The Associated Press
MADRID — Emergency services in Spain’s northeastern region of Catalonia successfully rescued an injured caver from deep underground on Sunday after deploying a team of 40 experts.
The fire department of the region of Catalonia said rescuers had used special tools to chip away at sections of the cave to widen it in order to allow a stretcher to fit.
A phone call Saturday had alerted firefighters to the emergency inside the Cuberes cave in the municipality of Conca de Dalt.
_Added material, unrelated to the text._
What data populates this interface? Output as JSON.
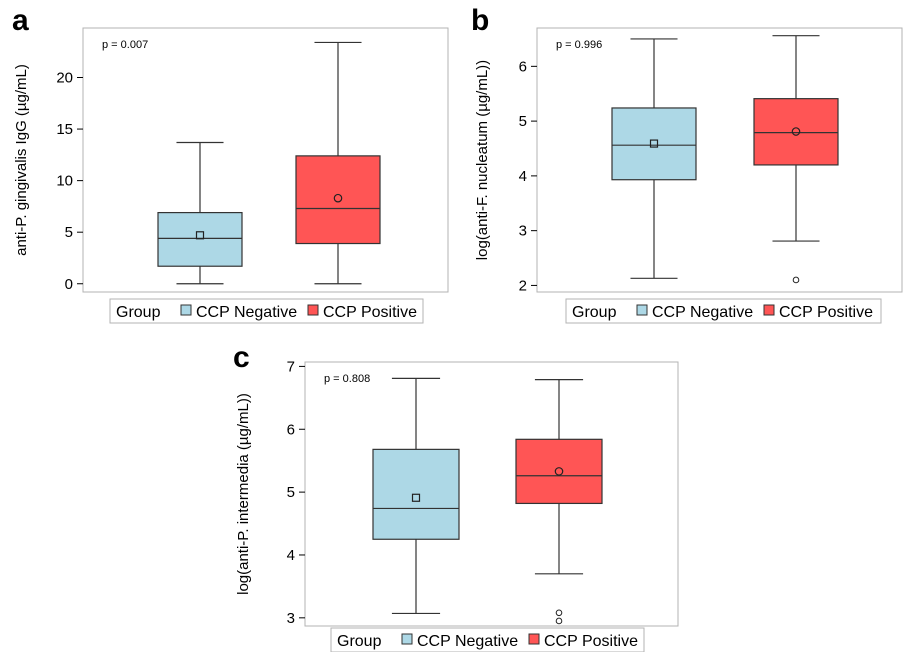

A 45-year-old caver had fallen six meters (20 feet) in an underground space some three kilometers (two miles) from the cave entrance.
A team including 19 rescue specialists, a doctor and nurse, seven underground climbers from the Catalan Speleology Federation and 12 police were flown to the cave.
Another emergency medical group arrived Sunday to wait for the rescuers to surface with the injured caver and the three other cave climbers who had been with him.
Once on the surface, the caver — who had suffered back injuries — was evacuated by helicopter to a hospital in nearby city of Lleida, the fire department said in a statement.
In a separate incident, emergency services in the southwestern province of Cadiz sent a team of 28 to rescue a 24-year-old caver who had suffered a knee injury some 90 meters (295 ft.) below ground.